Zwei Menschenmengen halten Plakate mit "Likes" und "Dislikes".
Zwei Menschenmengen halten Plakate mit "Likes" und "Dislikes". © imago stock & people
Florian Goldberg · 20.05.2018
Trump versetzt die Welt in einen permanenten Spektakelzustand. Florian Goldberg findet, wir sollten uns nicht provozieren und polarisieren lassen – sondern uns vom inneren Herdentrieb befreien und auf uns Selbst besinnen.
Seit dem Amtsantritt des Herrn Trump befindet sich die Welt in einem permanenten Spektakelzustand. Keine Woche vergeht, ohne dass sich die erstaunte Öffentlichkeit auf die ein oder andere Weise mit den Folgen seiner kaum berechenbaren Lebensäußerungen auseinandersetzen müsste.
Ein jüngstes Beispiel, das gerade Berichte über Porno-Aktricen, dubiose Geldflüsse und dergleichen in den Hintergrund drängt: Die Verlegung der amerikanischen Botschaft von Tel Aviv nach Jerusalem.

Erwartungsgemäße Empörung und Protest

Erwartungsgemäß empören sich die Palästinenser, erwartungsgemäß eskalieren die Proteste, erwartungsgemäß werden schlecht bewaffnete junge Hitzköpfe von gut bewaffneten jungen Hitzköpfen in Nahaufnahme erschossen.
70 km weiter treten derweil bei der Botschaftseröffnung zwei amerikanische Prediger auf, die laut Zeitungsberichten aus einem sehr speziellen Grund pro-israelisch sind: Sie glauben, die Rückkehr der Juden ins Heilige Land werde die biblische Prophezeiung von der Wiederkunft Christi auslösen. Was bekehrungsunwillige Juden dann leider in die ewige Verdammnis führe.
Ein Irrsinn! Doch Bibi freut sich. Und Trump triumphiert. Und am Zaun kriegen Palästinenser eine Kugel in den Kopf und junge Israelis ihr Trauma weg.
Und wofür?

"Dieser da, den du außer sich vor Raserei die zerschossene Mauer hochklettern und sich so zur Zielscheibe /…/ machen siehst, und jener andere, /…/ entkräftet, doch wild entschlossen, lieber zu krepieren, als ihm das Tor zu öffnen - glaubst du denn, sie täten es um ihretwillen? Allenfalls für einen, den sie noch nie gesehen haben, und den /…/ ihr Los nicht im geringsten kümmert!"
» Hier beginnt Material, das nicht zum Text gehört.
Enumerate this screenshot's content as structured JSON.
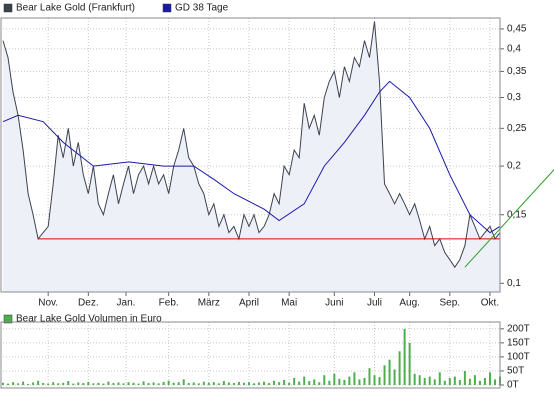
{
  "chart_data": [
    {
      "type": "line",
      "log": true,
      "grid": true,
      "xlim": [
        0,
        99
      ],
      "ylim": [
        0.095,
        0.48
      ],
      "xticks": [
        {
          "value": 9,
          "label": "Nov."
        },
        {
          "value": 17,
          "label": "Dez."
        },
        {
          "value": 24.5,
          "label": "Jan."
        },
        {
          "value": 33,
          "label": "Feb."
        },
        {
          "value": 41,
          "label": "März"
        },
        {
          "value": 49,
          "label": "April"
        },
        {
          "value": 57,
          "label": "Mai"
        },
        {
          "value": 66,
          "label": "Juni"
        },
        {
          "value": 74,
          "label": "Juli"
        },
        {
          "value": 81,
          "label": "Aug."
        },
        {
          "value": 89,
          "label": "Sep."
        },
        {
          "value": 97,
          "label": "Okt."
        }
      ],
      "yticks": [
        {
          "value": 0.1,
          "label": "0,1"
        },
        {
          "value": 0.15,
          "label": "0,15"
        },
        {
          "value": 0.2,
          "label": "0,2"
        },
        {
          "value": 0.25,
          "label": "0,25"
        },
        {
          "value": 0.3,
          "label": "0,3"
        },
        {
          "value": 0.35,
          "label": "0,35"
        },
        {
          "value": 0.4,
          "label": "0,4"
        },
        {
          "value": 0.45,
          "label": "0,45"
        }
      ],
      "series": [
        {
          "name": "Bear Lake Gold (Frankfurt)",
          "color": "#3c4250",
          "area_color": "#eef0f8",
          "x": [
            0,
            1,
            2,
            3,
            4,
            5,
            6,
            7,
            8,
            9,
            10,
            11,
            12,
            13,
            14,
            15,
            16,
            17,
            18,
            19,
            20,
            21,
            22,
            23,
            24,
            25,
            26,
            27,
            28,
            29,
            30,
            31,
            32,
            33,
            34,
            35,
            36,
            37,
            38,
            39,
            40,
            41,
            42,
            43,
            44,
            45,
            46,
            47,
            48,
            49,
            50,
            51,
            52,
            53,
            54,
            55,
            56,
            57,
            58,
            59,
            60,
            61,
            62,
            63,
            64,
            65,
            66,
            67,
            68,
            69,
            70,
            71,
            72,
            73,
            74,
            75,
            76,
            77,
            78,
            79,
            80,
            81,
            82,
            83,
            84,
            85,
            86,
            87,
            88,
            89,
            90,
            91,
            92,
            93,
            94,
            95,
            96,
            97,
            98,
            99
          ],
          "values": [
            0.42,
            0.38,
            0.31,
            0.27,
            0.22,
            0.17,
            0.15,
            0.13,
            0.135,
            0.14,
            0.18,
            0.24,
            0.21,
            0.25,
            0.2,
            0.23,
            0.19,
            0.17,
            0.2,
            0.16,
            0.15,
            0.17,
            0.19,
            0.16,
            0.18,
            0.2,
            0.17,
            0.19,
            0.2,
            0.18,
            0.2,
            0.18,
            0.19,
            0.17,
            0.2,
            0.22,
            0.25,
            0.21,
            0.2,
            0.18,
            0.17,
            0.15,
            0.16,
            0.14,
            0.15,
            0.135,
            0.14,
            0.13,
            0.15,
            0.14,
            0.15,
            0.135,
            0.14,
            0.15,
            0.17,
            0.16,
            0.2,
            0.19,
            0.22,
            0.21,
            0.29,
            0.25,
            0.27,
            0.24,
            0.3,
            0.33,
            0.35,
            0.3,
            0.36,
            0.33,
            0.38,
            0.36,
            0.42,
            0.38,
            0.47,
            0.33,
            0.18,
            0.17,
            0.16,
            0.17,
            0.16,
            0.15,
            0.16,
            0.145,
            0.13,
            0.14,
            0.125,
            0.13,
            0.12,
            0.115,
            0.11,
            0.115,
            0.125,
            0.15,
            0.14,
            0.13,
            0.135,
            0.14,
            0.13,
            0.135
          ]
        },
        {
          "name": "GD 38 Tage",
          "color": "#1a1aa8",
          "x": [
            0,
            3,
            8,
            12,
            18,
            25,
            32,
            38,
            42,
            46,
            52,
            55,
            60,
            64,
            68,
            72,
            75,
            77,
            81,
            85,
            89,
            93,
            97,
            99
          ],
          "values": [
            0.26,
            0.27,
            0.26,
            0.23,
            0.2,
            0.205,
            0.2,
            0.2,
            0.185,
            0.17,
            0.155,
            0.145,
            0.16,
            0.2,
            0.23,
            0.27,
            0.31,
            0.33,
            0.3,
            0.25,
            0.19,
            0.15,
            0.135,
            0.14
          ]
        }
      ],
      "lines": [
        {
          "color": "#e00000",
          "x": [
            7,
            99
          ],
          "values": [
            0.13,
            0.13
          ]
        },
        {
          "color": "#2ca02c",
          "x": [
            92,
            109.8
          ],
          "values": [
            0.11,
            0.196
          ]
        }
      ]
    },
    {
      "type": "bar",
      "ylim": [
        0,
        210
      ],
      "yticks": [
        {
          "value": 0,
          "label": "0T"
        },
        {
          "value": 50,
          "label": "50T"
        },
        {
          "value": 100,
          "label": "100T"
        },
        {
          "value": 150,
          "label": "150T"
        },
        {
          "value": 200,
          "label": "200T"
        }
      ],
      "series": [
        {
          "name": "Bear Lake Gold Volumen in Euro",
          "color": "#4cae4c",
          "values": [
            8,
            5,
            10,
            6,
            12,
            4,
            9,
            15,
            7,
            5,
            10,
            6,
            8,
            14,
            5,
            9,
            7,
            11,
            6,
            8,
            5,
            12,
            7,
            9,
            6,
            10,
            8,
            5,
            13,
            7,
            9,
            6,
            11,
            15,
            8,
            10,
            20,
            7,
            9,
            6,
            12,
            8,
            10,
            6,
            14,
            9,
            7,
            11,
            8,
            10,
            6,
            9,
            12,
            7,
            15,
            10,
            18,
            8,
            25,
            12,
            30,
            14,
            20,
            10,
            35,
            15,
            40,
            22,
            18,
            30,
            45,
            20,
            25,
            60,
            35,
            28,
            70,
            90,
            55,
            120,
            200,
            150,
            40,
            35,
            25,
            30,
            20,
            45,
            15,
            25,
            30,
            18,
            50,
            22,
            35,
            15,
            25,
            45,
            20,
            30
          ]
        }
      ]
    }
  ]
}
Wenn der Herdentrieb zur Katastrophe führt

Zeilen nicht von letzter Woche, sondern von Michel de Montaigne, verfasst um 1580, zur Zeit der Glaubenskriege. Sehr genau registriert er, wie die Demagogen seiner Zeit die Bevölkerungsgruppen für ihre Zwecke aufhetzen und polarisieren. Vor allem aber beschäftigt ihn, wie selten Menschen ein Gefühl und Verständnis für sich als einzelne entwickeln. Meistens funktionieren sie als steuerbares Kollektiv. Was im Frieden kaum auffällt, führt in Krisenzeiten zur Katastrophe. Montaigne folgert:
"Vom Herdentrieb in unserem Inneren müssen wir uns abkehren, zukehren aber dem eigenen Selbst, um es wieder in Besitz zu nehmen."
Dieser Landnahme der Seele widmet Montaigne im Selbst-Versuch sein Leben. Während um ihn her die Welt sich zerfleischt, vertieft sich mit wachsender Urteilskraft die Abneigung gegen jede Form der Grausamkeit, Gewalt und Intoleranz.
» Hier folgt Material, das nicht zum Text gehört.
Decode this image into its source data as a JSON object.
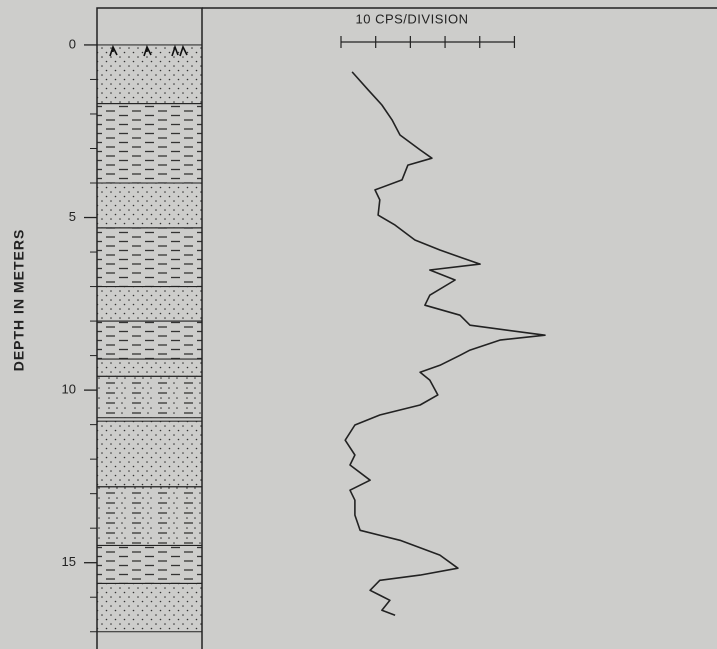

Menschenrechtler geben die Hoffnung auf Verständigung nicht auf

Im Stillen wirkt sein Geist bis heute fort. Wenn man so will, bis in israelisch-palästinensische Menschenrechtsgruppen. Auf beiden wie vereinten Seiten ringt eine Vielzahl privater Initiativen um Verständigung. Gegen den Vorwurf des Verrats eines weit nach rechts gerückten Mainstreams. Permanenter Gewaltandrohung zum Trotz. Sollte sich im Nahen Osten jemals etwas ändern, dann durch sie. Breaking the Silence, Women Wage Peace, Combattants for Peace - die Liste ist lang, man sollte sie kennen.
Ihr Beispiel zeigt wie man sich davor hütet, dem Spektakel zu verfallen, auch unserem, hier vor Ort, und sich dabei Herz und Verstand vergiften zu lassen. Es gibt genügend Kräfte, die ein düsteres Interesse daran haben, unsere Gesellschaft zu spalten.

Innere Freiheit ist die Voraussetzung für Frieden

Frieden und politische Freiheit stehen immer auf fragilem Grund. Wir haben eine gute Chance, sie über die vergangenen 73 Jahre hinaus zu bewahren. Voraussetzung aber bleibt die Arbeit der einzelnen an sich selbst, die Einübung der persönlichen, inneren Freiheit.
Viel zu tun. Das Selbst ist kein Selfie.